Page 2 of 2
Re: check_disk not timing out!
Posted: Wed May 20, 2015 2:59 pm
by BanditBBS
abrist wrote:Then stat() is definitely failing. I thought it was odd that the alarm as not triggering on timeout. . .well, there was no alarm

So I added one. Can you test this new bin to see if it times out?
AHH, even worse! It isn't timing out and I can't about the application anymore(started new session and killed it)
Re: check_disk not timing out!
Posted: Wed May 20, 2015 3:02 pm
by BanditBBS
Weird....I can abort before the timeout value but if I try after the timeout value I can not ctrl-c it.
Re: check_disk not timing out!
Posted: Wed May 20, 2015 3:04 pm
by abrist
That is seriously odd.
Can we *pretty please* have a remote session?
Re: check_disk not timing out!
Posted: Wed May 20, 2015 3:06 pm
by abrist
Ah, ok, I will do some more digging.
Re: check_disk not timing out!
Posted: Wed May 20, 2015 3:07 pm
by BanditBBS
Yes Andy, we can do remote, but no compiling on that box....guess we could compile on the nagios server first and xfer the file.
Re: check_disk not timing out!
Posted: Wed May 20, 2015 5:00 pm
by abrist
Lets wait on that remote for now. Try the following program I whipped up, it should check for a stale mount:
Code: Select all
#include <sys/types.h>
#include <sys/stat.h>
#include <unistd.h>
#include <iso646.h>
#include <errno.h>
#include <stdio.h>
#include <stdlib.h>
int
main (int argc, char **argv) {
struct stat st;
char* mount_point;
int ret;
int option = 0;
while ((option = getopt(argc, argv,"m:")) != -1) {
switch (option) {
case 'm' : mount_point = optarg;
break;
}
}
ret = stat(mount_point, &st);
if(ret == -1 and errno == ESTALE){
printf("Mount: %s is stale\n",mount_point);
return EXIT_SUCCESS;
} else {
printf("Mount: %s is not stale\n",mount_point);
return EXIT_FAILURE;
}
}
Save it to stale.c.
Code: Select all
gcc stale.c
./a.out -m <mount point>
Or just try running the bin attached. I want to see if we can detect the stale mount point.
Re: check_disk not timing out!
Posted: Wed May 20, 2015 8:19 pm
by BanditBBS
It hangs and I have to abort the process Andy.
Re: check_disk not timing out!
Posted: Thu May 21, 2015 9:16 am
by abrist
Well, Dang. I guess we could just fork a child process (to stat the mount) and kill the pid after a timeout (if it is stale). I don't think any of the other nagios-plugins use forks though, so this may not generally be a good idea. A number of them do. I will look into forking stat() and then running a timeout on the child process - allowing us to kill it after timeout and exit critical. Sound fair?

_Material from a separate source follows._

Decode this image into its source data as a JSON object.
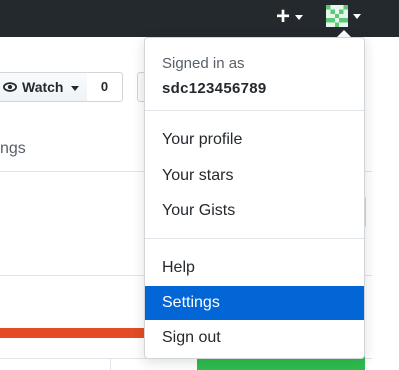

Anyone out there have any other good ideas for detecting stale mounts using C?
Re: check_disk not timing out!
Posted: Thu May 21, 2015 9:46 am
by BanditBBS
abrist wrote:Well, Dang. I guess we could just fork a child process (to stat the mount) and kill the pid after a timeout (if it is stale). I don't think any of the other nagios-plugins use forks though, so this may not generally be a good idea. A number of them do. I will look into forking stat() and then running a timeout on the child process - allowing us to kill it after timeout and exit critical. Sound fair?
Anyone out there have any other good ideas for detecting stale mounts using C?
Definitely sounds fair to me Andy. Really, that seems about the best method and the other benefit would be I can remove my NFS check and just use check_disk to alert on stale mounts! That'll remove 1000 + checks for me
Re: check_disk not timing out!
Posted: Thu May 21, 2015 9:59 am
by abrist
I am worried though that we would have to fork() for each mount checked, track the pids, and then report on those that timeout or something. This could actually get a bit complicated, and add to the overhead of check_disk. I may need to think about this a bit.